Resource mobilization from well-to-do
In the period of neoliberal reforms, there has been an obsession with the so-called fiscal deficit. We have a legislation that mandates that the Union government’s fiscal deficit must decline to 3 per cent or less of GDP by a specified date. This obsession with the fiscal deficit – defined as the difference between the total expenditure of government and its “non-debt receipts” – is wholly irrational. Note that the fiscal deficit excludes borrowing by government from the set of ‘legitimate’ receipts, but includes receipts from sale of public sector assets – “capital receipts” of the non-debt kind – as legitimate.
In other words, the focus on the fiscal deficit is part of the agenda of privatization without limit or rationale. This obsession has to be rejected. Equally important, public resources for invigorating the agrarian economy and enhancing the living standards of the agrarian population must be mobilized far more effectively from the corporate sector and the superrich than has been the case so far. We are a country with enormous inequality of wealth and income. Yet, we do not have a wealth tax or an inheritance tax. The wealth tax was abolished by Jaitley in the Union budget for 2015-16. He had also reduced the tax rate on corporate income to 25 per cent for all corporate entities with an annual turnover of Rs 250 crore or less in a subsequent budget. The combined tax revenue of the Union and all the states put together in India does not exceed 16 per cent of GDP. There is clearly scope for better resource mobilization from the well-to-do. All talk of reviving the agrarian economy without efforts at effective resource mobilization and without addressing the agenda listed above is basically hogwash.

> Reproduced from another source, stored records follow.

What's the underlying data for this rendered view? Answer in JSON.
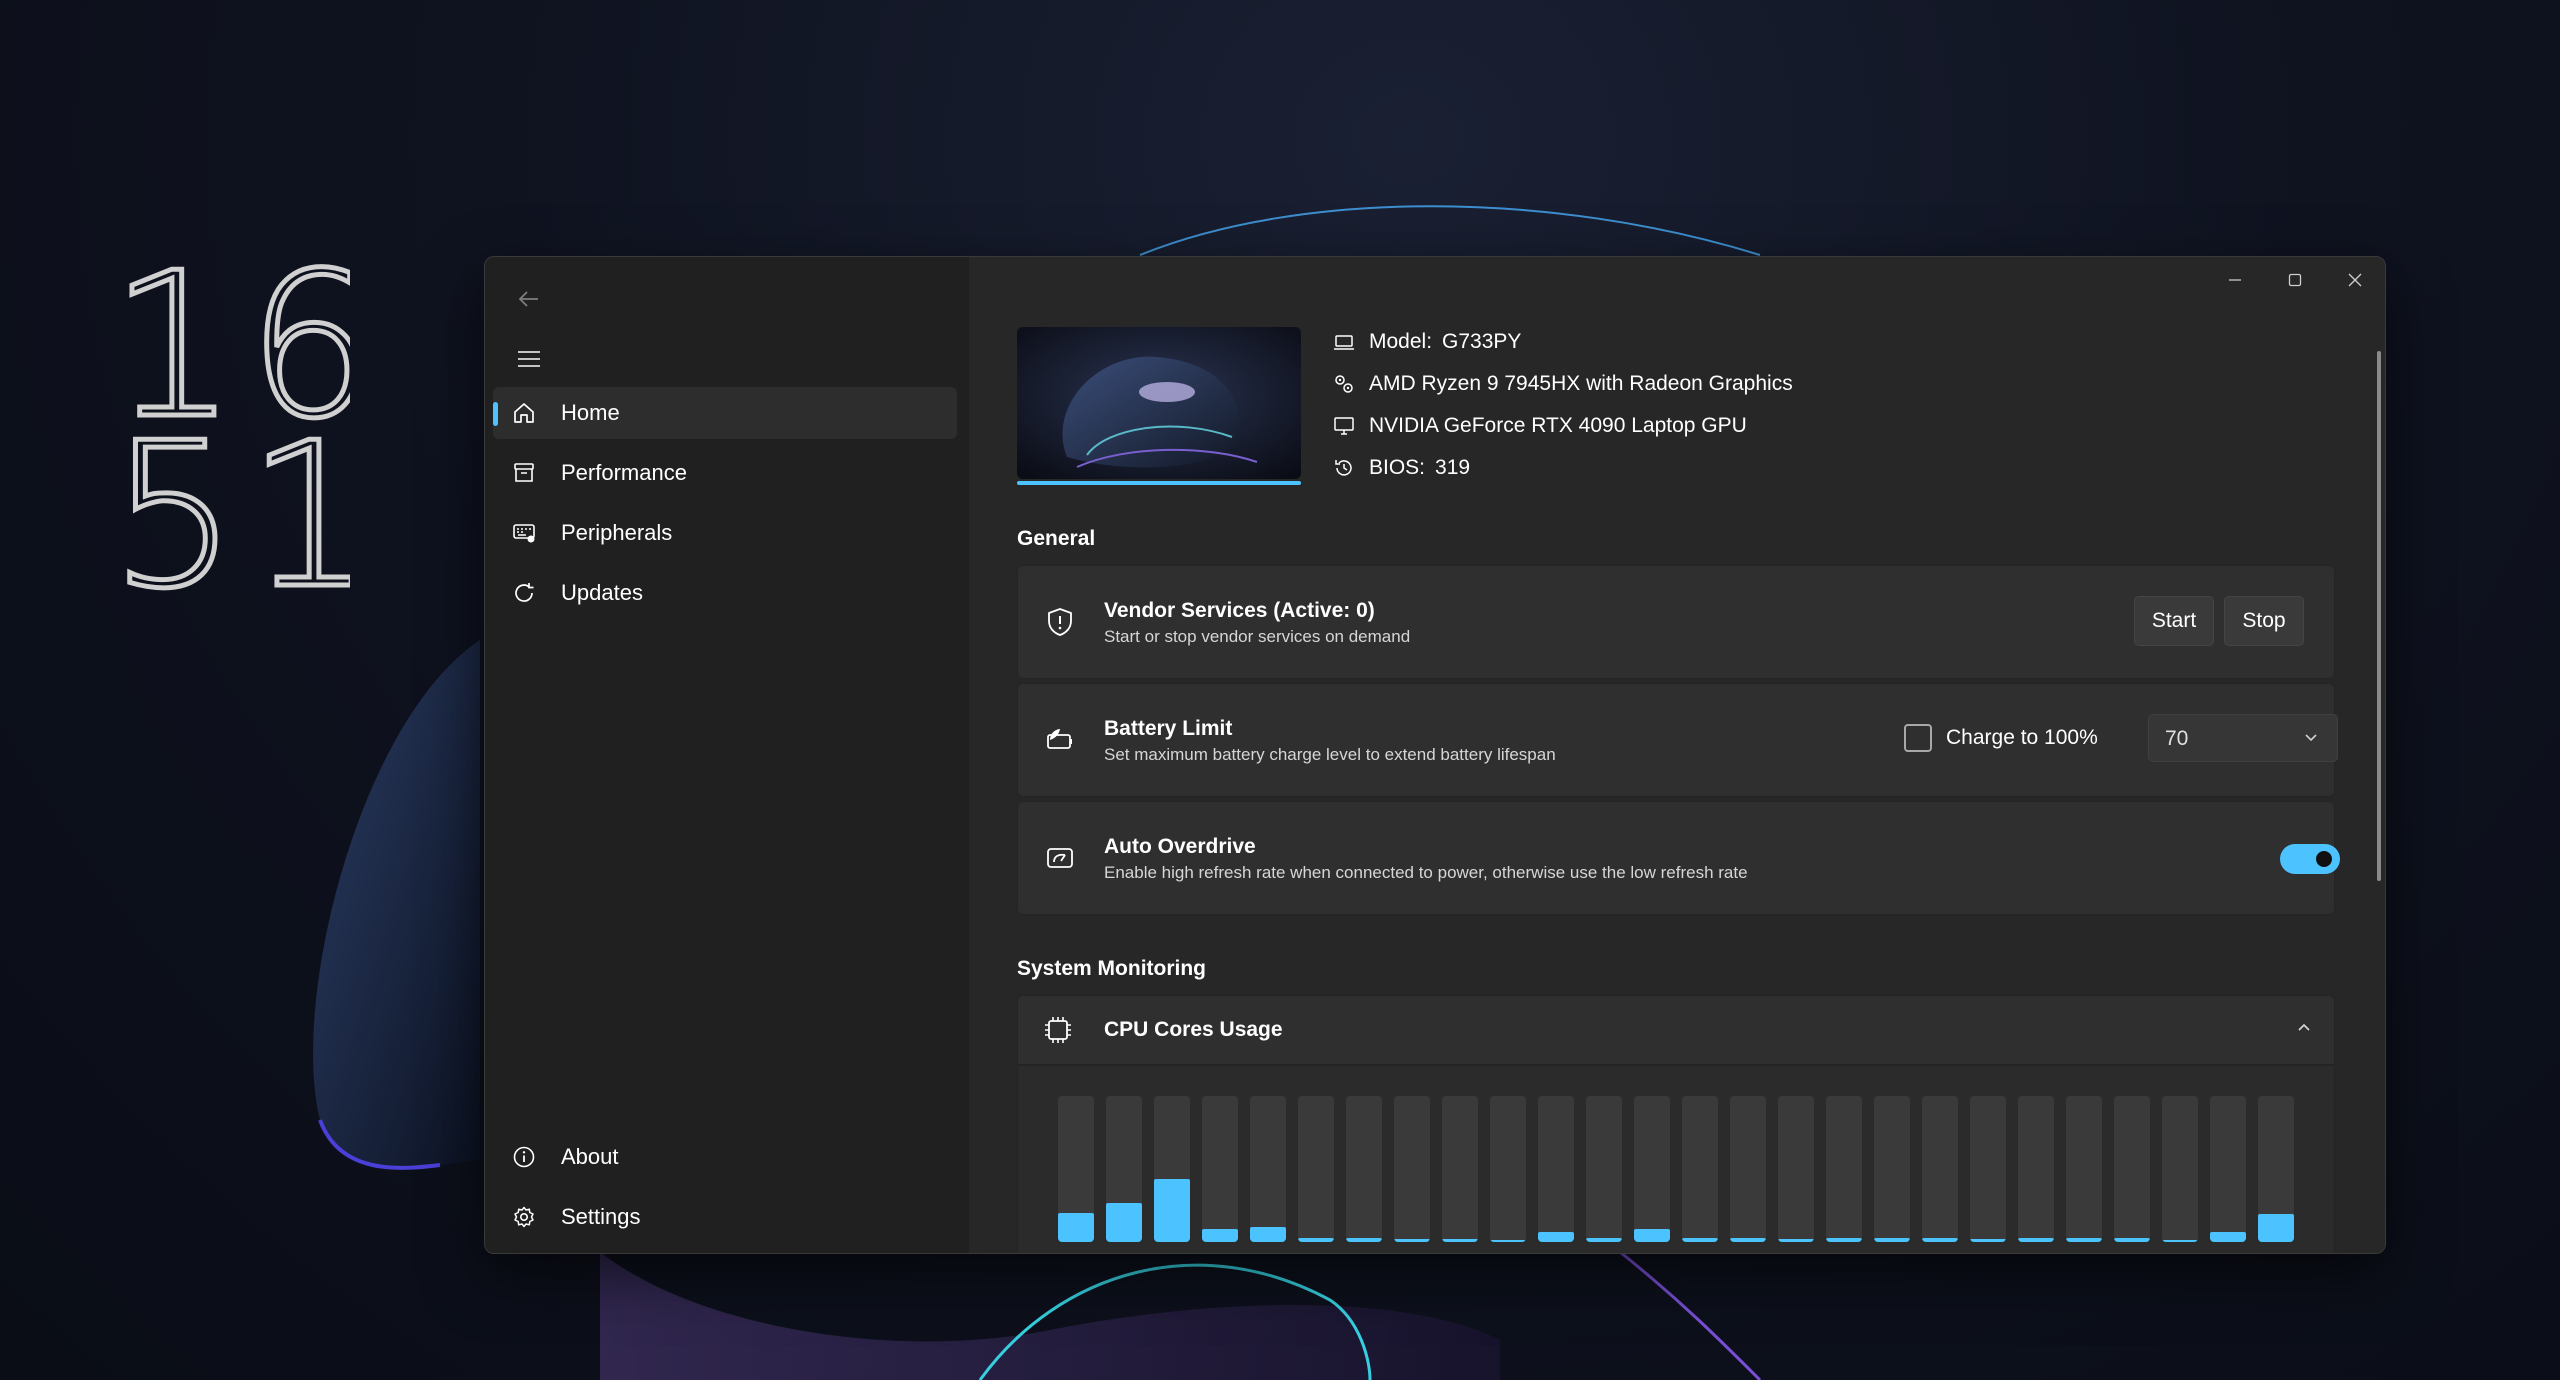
{
  "clock": {
    "hours": "16",
    "minutes": "51"
  },
  "window": {
    "caption": {
      "minimize_icon": "minimize-icon",
      "maximize_icon": "maximize-icon",
      "close_icon": "close-icon"
    }
  },
  "sidebar": {
    "back_icon": "back-arrow-icon",
    "menu_icon": "hamburger-icon",
    "items": [
      {
        "label": "Home",
        "icon": "home-icon",
        "active": true
      },
      {
        "label": "Performance",
        "icon": "archive-icon"
      },
      {
        "label": "Peripherals",
        "icon": "keyboard-icon"
      },
      {
        "label": "Updates",
        "icon": "refresh-icon"
      }
    ],
    "footer_items": [
      {
        "label": "About",
        "icon": "info-icon"
      },
      {
        "label": "Settings",
        "icon": "gear-icon"
      }
    ]
  },
  "device": {
    "model_label": "Model:",
    "model_value": "G733PY",
    "cpu": "AMD Ryzen 9 7945HX with Radeon Graphics",
    "gpu": "NVIDIA GeForce RTX 4090 Laptop GPU",
    "bios_label": "BIOS:",
    "bios_value": "319"
  },
  "general": {
    "title": "General",
    "vendor": {
      "title": "Vendor Services (Active: 0)",
      "desc": "Start or stop vendor services on demand",
      "start_label": "Start",
      "stop_label": "Stop"
    },
    "battery": {
      "title": "Battery Limit",
      "desc": "Set maximum battery charge level to extend battery lifespan",
      "charge_label": "Charge to 100%",
      "charge_checked": false,
      "limit_value": "70"
    },
    "overdrive": {
      "title": "Auto Overdrive",
      "desc": "Enable high refresh rate when connected to power, otherwise use the low refresh rate",
      "enabled": true
    }
  },
  "monitoring": {
    "title": "System Monitoring",
    "cpu_cores": {
      "title": "CPU Cores Usage",
      "expanded": true,
      "usage": [
        0.2,
        0.27,
        0.43,
        0.09,
        0.1,
        0.03,
        0.03,
        0.02,
        0.02,
        0.01,
        0.07,
        0.03,
        0.09,
        0.03,
        0.03,
        0.02,
        0.03,
        0.03,
        0.03,
        0.02,
        0.03,
        0.03,
        0.03,
        0.01,
        0.07,
        0.19
      ]
    }
  },
  "accent_color": "#4cc2ff"
}
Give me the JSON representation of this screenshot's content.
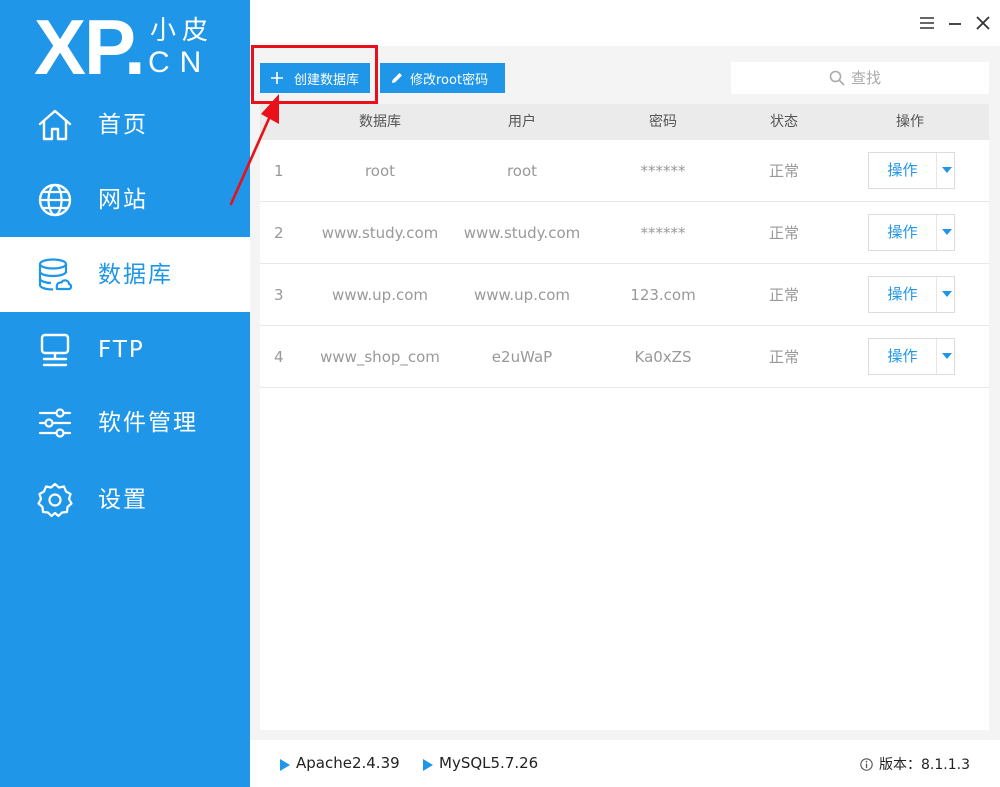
{
  "app": {
    "logo": {
      "xp": "XP.",
      "xiaopi": "小皮",
      "cn": "CN"
    }
  },
  "sidebar": {
    "items": [
      {
        "label": "首页",
        "icon": "home-icon",
        "active": false
      },
      {
        "label": "网站",
        "icon": "globe-icon",
        "active": false
      },
      {
        "label": "数据库",
        "icon": "database-icon",
        "active": true
      },
      {
        "label": "FTP",
        "icon": "monitor-icon",
        "active": false
      },
      {
        "label": "软件管理",
        "icon": "sliders-icon",
        "active": false
      },
      {
        "label": "设置",
        "icon": "gear-icon",
        "active": false
      }
    ]
  },
  "titlebar": {
    "controls": [
      "menu-icon",
      "minimize-icon",
      "close-icon"
    ]
  },
  "toolbar": {
    "create_label": "创建数据库",
    "change_root_label": "修改root密码"
  },
  "search": {
    "placeholder": "查找"
  },
  "table": {
    "headers": [
      "数据库",
      "用户",
      "密码",
      "状态",
      "操作"
    ],
    "rows": [
      {
        "index": "1",
        "database": "root",
        "user": "root",
        "password": "******",
        "status": "正常",
        "action": "操作"
      },
      {
        "index": "2",
        "database": "www.study.com",
        "user": "www.study.com",
        "password": "******",
        "status": "正常",
        "action": "操作"
      },
      {
        "index": "3",
        "database": "www.up.com",
        "user": "www.up.com",
        "password": "123.com",
        "status": "正常",
        "action": "操作"
      },
      {
        "index": "4",
        "database": "www_shop_com",
        "user": "e2uWaP",
        "password": "Ka0xZS",
        "status": "正常",
        "action": "操作"
      }
    ]
  },
  "footer": {
    "apache": "Apache2.4.39",
    "mysql": "MySQL5.7.26",
    "version": "版本：8.1.1.3"
  },
  "colors": {
    "brand": "#1f96e8",
    "highlight": "#e8101a"
  }
}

Finally, one time debt relief and MSPs are only a part of the story. The key to the resolution of the agrarian crisis is to raise productivity. One part of this is large public investments in agrarian and rural infrastructure. The other part is land reform that breaks up land monopoly. Historical experience of modern Asian nations –China, Japan, South Korea and Taiwan – shows that land reform is key to raising agrarian productivity as well as being intrinsically democratic and desirable.